The antiquities of South Wales, both pre-historic and mediaeval, are numerous, varied, and of the highest interest. Cromlechs and meini-hirion or longstones are common, and the latter sometimes bear Ogham or other inscriptions; Cromlechs are more prevalent in Pembrokeshire than elsewhere, but are often imperfect, their slabs having frequently been used for fencing and kindred purposes: Camps are met with in almost every locality, and in some parts, the cliffs, immediately above the sea, show traces of having been strongly fortified, and this is especially the case on and about St. David's Head: Offa's Dyke is yet perfect in many places, and some British and Roman roads are still in evidence; there are also many wells or springs, some of which possess medicinal or curative properties, while others, believed to have magical powers, are tenaciously regarded with superstitious veneration. The mediaeval antiquities include, besides a number of monastic churches still in use, the more or less extensive ruins of various abbeys and priories, the chief of which are Neath and Ewenny in Glamorgan, Cwmhir in Radnorshire, Talley or Tallac in Carmarthenshire, Strata Florida in Cardiganshire and Haverfordwest and Monkton in Pembrokeshire: there are also a few ruined chapels, such as St. Govan's near Pembroke, and St. Justinian's and St. Nun's chapels near St. David's, and the chapel of St. Mary's College, also at St. David's. The ruined Castles of South Wales are mostly of a military character, but in some cases, such as Manorbier and Llawhaden, were residential, rather than defensive; those most worthy of note are Caerphilly, Haverfordwest, Kidwelly, Laugharne, Llanstephan and Pembroke.
Among the seaside resorts, Tenby holds the first place. and may be described as a miniature Scarborough, possessing both north and south sands; the town, still encompassed by its ancient walls, is a pleasant one, and has an attractive neighbourhood. Other popular watering places are Saundersfoot, Pendine, Manorbier and Penally, all on Carmarthen bay; Oystermoufch or Mumbles on Swansea bay; Dale, near Milford Haven; Solva, on St. Bride's bay; St. David's; and Fishguard, Newport and Aberaeron, on Cardigan bay. The chief inland resorts are those which attract visitors on account of the medicinal qualities of their wells, or springs, and comprise, Llandrindod in Radnorshire: and Builth, Llangammarch and Llanwrtyd in Breconshire. The waters of Llandrindod and Builth are similar, and include both saline, chalybeate and sulphur springs; those of Llanwrtyd are, in parts, similar, while at Llangammarch is a spring highly charged with chloride of barium.

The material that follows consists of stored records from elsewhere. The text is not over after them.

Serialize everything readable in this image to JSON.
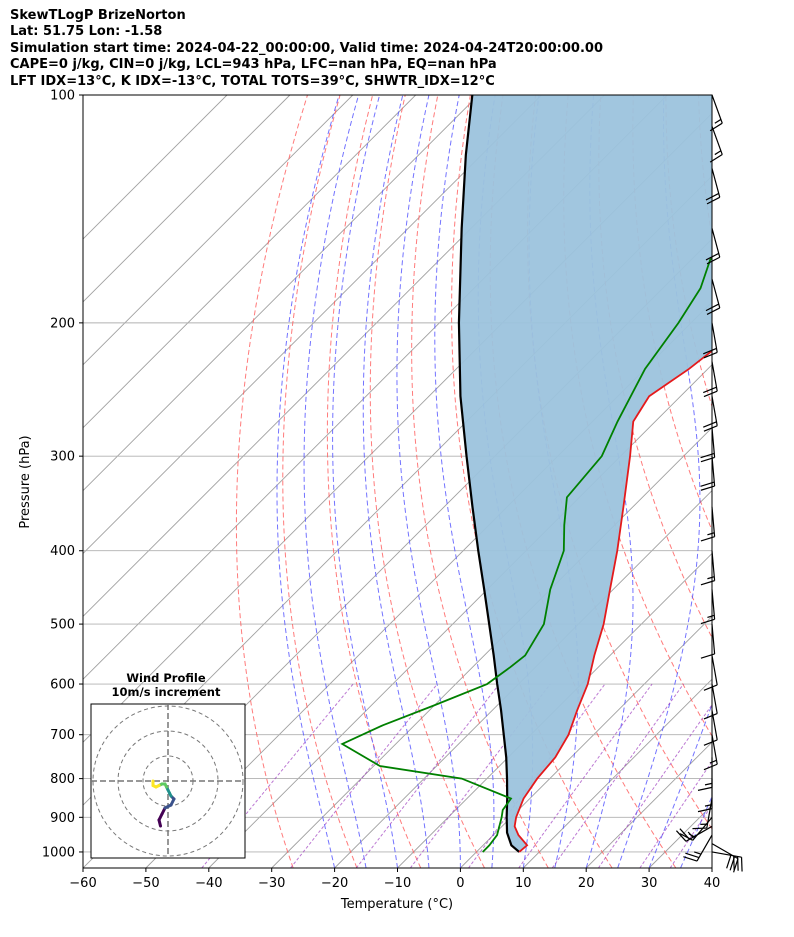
{
  "header": {
    "line1": "SkewTLogP BrizeNorton",
    "line2": "Lat: 51.75   Lon: -1.58",
    "line3": "Simulation start time: 2024-04-22_00:00:00, Valid time: 2024-04-24T20:00:00.00",
    "line4": "CAPE=0 j/kg, CIN=0 j/kg, LCL=943 hPa, LFC=nan hPa, EQ=nan hPa",
    "line5": "LFT IDX=13°C, K IDX=-13°C, TOTAL TOTS=39°C, SHWTR_IDX=12°C"
  },
  "chart_data": {
    "type": "line",
    "subtype": "skew-t log-p",
    "xlabel": "Temperature (°C)",
    "ylabel": "Pressure (hPa)",
    "xlim": [
      -60,
      40
    ],
    "ylim": [
      1050,
      100
    ],
    "yscale": "log",
    "x_ticks": [
      "−60",
      "−50",
      "−40",
      "−30",
      "−20",
      "−10",
      "0",
      "10",
      "20",
      "30",
      "40"
    ],
    "y_ticks": [
      "100",
      "200",
      "300",
      "400",
      "500",
      "600",
      "700",
      "800",
      "900",
      "1000"
    ],
    "colors": {
      "temperature": "#e41a1c",
      "dewpoint": "#008000",
      "parcel": "#000000",
      "fill": "#9cc3dd",
      "dry_adiabats": "#ff5a5a",
      "moist_adiabats": "#5a5aff",
      "mixing_ratio": "#a040c0",
      "isotherms": "#a0a0a0"
    },
    "series": [
      {
        "key": "temperature",
        "points": [
          [
            1000,
            6.8
          ],
          [
            980,
            7.0
          ],
          [
            950,
            4.0
          ],
          [
            925,
            2.0
          ],
          [
            900,
            0.8
          ],
          [
            850,
            -1.0
          ],
          [
            800,
            -2.0
          ],
          [
            750,
            -2.5
          ],
          [
            700,
            -4.0
          ],
          [
            650,
            -6.5
          ],
          [
            600,
            -9.0
          ],
          [
            550,
            -12.5
          ],
          [
            500,
            -16.0
          ],
          [
            450,
            -20.5
          ],
          [
            400,
            -25.5
          ],
          [
            350,
            -31.5
          ],
          [
            300,
            -38.5
          ],
          [
            270,
            -43.5
          ],
          [
            250,
            -45.0
          ],
          [
            230,
            -43.0
          ],
          [
            200,
            -41.0
          ],
          [
            180,
            -40.0
          ],
          [
            160,
            -37.5
          ],
          [
            145,
            -38.0
          ],
          [
            135,
            -39.0
          ],
          [
            120,
            -41.5
          ],
          [
            110,
            -43.5
          ],
          [
            100,
            -46.0
          ]
        ]
      },
      {
        "key": "dewpoint",
        "points": [
          [
            1000,
            1.0
          ],
          [
            980,
            1.0
          ],
          [
            950,
            0.6
          ],
          [
            900,
            -1.5
          ],
          [
            880,
            -2.5
          ],
          [
            850,
            -3.0
          ],
          [
            800,
            -14.0
          ],
          [
            770,
            -29.0
          ],
          [
            720,
            -38.5
          ],
          [
            680,
            -35.0
          ],
          [
            640,
            -30.0
          ],
          [
            600,
            -25.0
          ],
          [
            570,
            -24.0
          ],
          [
            550,
            -23.5
          ],
          [
            500,
            -25.5
          ],
          [
            450,
            -30.0
          ],
          [
            400,
            -34.0
          ],
          [
            370,
            -38.0
          ],
          [
            340,
            -42.0
          ],
          [
            300,
            -43.0
          ],
          [
            270,
            -46.0
          ],
          [
            230,
            -50.0
          ],
          [
            200,
            -52.0
          ],
          [
            180,
            -54.0
          ],
          [
            165,
            -57.0
          ],
          [
            150,
            -56.0
          ],
          [
            130,
            -55.5
          ],
          [
            110,
            -53.5
          ],
          [
            100,
            -52.0
          ]
        ]
      },
      {
        "key": "parcel",
        "points": [
          [
            1000,
            6.8
          ],
          [
            980,
            4.5
          ],
          [
            943,
            1.8
          ],
          [
            900,
            -0.7
          ],
          [
            850,
            -3.6
          ],
          [
            800,
            -6.8
          ],
          [
            750,
            -10.3
          ],
          [
            700,
            -14.3
          ],
          [
            650,
            -18.6
          ],
          [
            600,
            -23.4
          ],
          [
            550,
            -28.5
          ],
          [
            500,
            -34.2
          ],
          [
            450,
            -40.5
          ],
          [
            400,
            -47.6
          ],
          [
            350,
            -55.5
          ],
          [
            300,
            -64.5
          ],
          [
            250,
            -75.0
          ],
          [
            200,
            -86.9
          ],
          [
            150,
            -101.5
          ],
          [
            120,
            -112.5
          ],
          [
            100,
            -121.0
          ]
        ]
      }
    ],
    "wind_barbs": {
      "levels": [
        1000,
        975,
        950,
        925,
        900,
        850,
        800,
        750,
        700,
        650,
        600,
        550,
        500,
        450,
        400,
        350,
        300,
        275,
        250,
        225,
        200,
        175,
        150,
        125,
        110,
        100
      ],
      "speeds_kt": [
        30,
        30,
        25,
        25,
        15,
        15,
        15,
        15,
        15,
        10,
        10,
        10,
        10,
        15,
        15,
        15,
        20,
        20,
        20,
        20,
        20,
        20,
        20,
        20,
        15,
        15
      ],
      "directions_deg": [
        100,
        120,
        210,
        240,
        220,
        190,
        180,
        180,
        170,
        170,
        170,
        170,
        175,
        175,
        175,
        175,
        175,
        175,
        170,
        170,
        170,
        165,
        165,
        165,
        160,
        160
      ]
    },
    "inset": {
      "title": "Wind Profile",
      "subtitle": "10m/s increment",
      "hodograph": [
        [
          -2.5,
          -15
        ],
        [
          -3,
          -13
        ],
        [
          -2,
          -11
        ],
        [
          -1,
          -9
        ],
        [
          1,
          -8
        ],
        [
          2,
          -6
        ],
        [
          1,
          -5
        ],
        [
          0.5,
          -4
        ],
        [
          0,
          -3
        ],
        [
          -0.5,
          -2
        ],
        [
          -1,
          -1
        ],
        [
          -2,
          -1
        ],
        [
          -3,
          -1.5
        ],
        [
          -4,
          -2
        ],
        [
          -5,
          -1.5
        ],
        [
          -5,
          0
        ]
      ],
      "ring_count": 3,
      "colormap": [
        "#440154",
        "#3b528b",
        "#21918c",
        "#5ec962",
        "#fde725"
      ]
    }
  }
}
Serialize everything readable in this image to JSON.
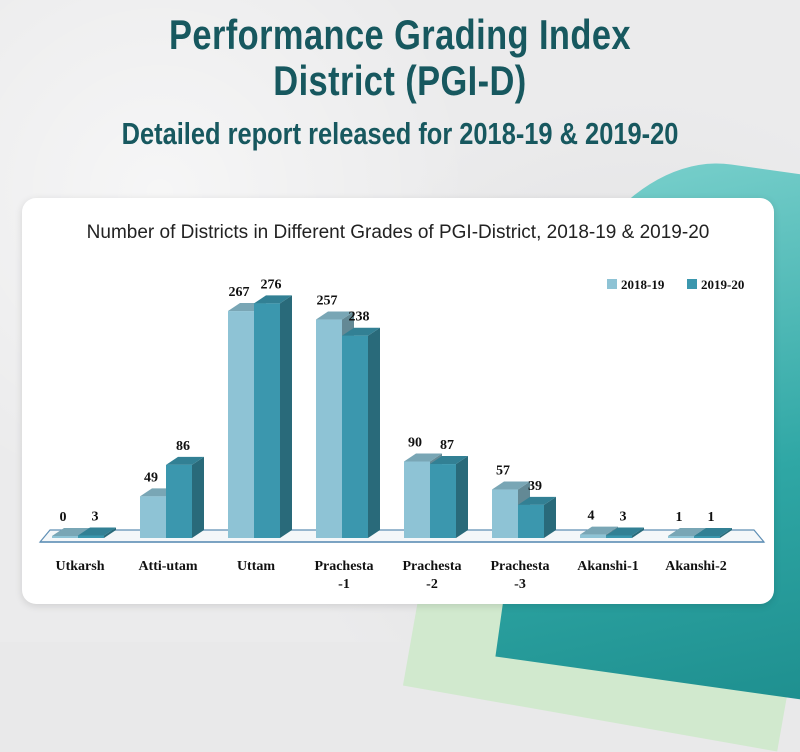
{
  "header": {
    "title_line1": "Performance Grading Index",
    "title_line2": "District (PGI-D)",
    "subtitle": "Detailed report released for 2018-19 & 2019-20"
  },
  "colors": {
    "series_2018": "#8ec3d5",
    "series_2019": "#3b97ae",
    "title_text": "#17585f"
  },
  "chart_data": {
    "type": "bar",
    "title": "Number of Districts in Different Grades of PGI-District, 2018-19 & 2019-20",
    "categories": [
      "Utkarsh",
      "Atti-utam",
      "Uttam",
      "Prachesta -1",
      "Prachesta -2",
      "Prachesta -3",
      "Akanshi-1",
      "Akanshi-2"
    ],
    "category_lines": [
      [
        "Utkarsh"
      ],
      [
        "Atti-utam"
      ],
      [
        "Uttam"
      ],
      [
        "Prachesta",
        "-1"
      ],
      [
        "Prachesta",
        "-2"
      ],
      [
        "Prachesta",
        "-3"
      ],
      [
        "Akanshi-1"
      ],
      [
        "Akanshi-2"
      ]
    ],
    "series": [
      {
        "name": "2018-19",
        "values": [
          0,
          49,
          267,
          257,
          90,
          57,
          4,
          1
        ]
      },
      {
        "name": "2019-20",
        "values": [
          3,
          86,
          276,
          238,
          87,
          39,
          3,
          1
        ]
      }
    ],
    "ylim": [
      0,
      300
    ],
    "legend_position": "top-right",
    "grid": false,
    "xlabel": "",
    "ylabel": ""
  }
}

To these places may be added Pont-Neath-Vaughan near Glyn-Neath, which is largely visited on account of the numerous fine cascades created by the rivers Perddyn, Little Neath, Mellte and Hepste in heir tumultuous descent through the rocky and picturesque gorges with which this locality abounds; and there are other splendid waterfalls near Erwood and Resolven, and at Ystradgynlais.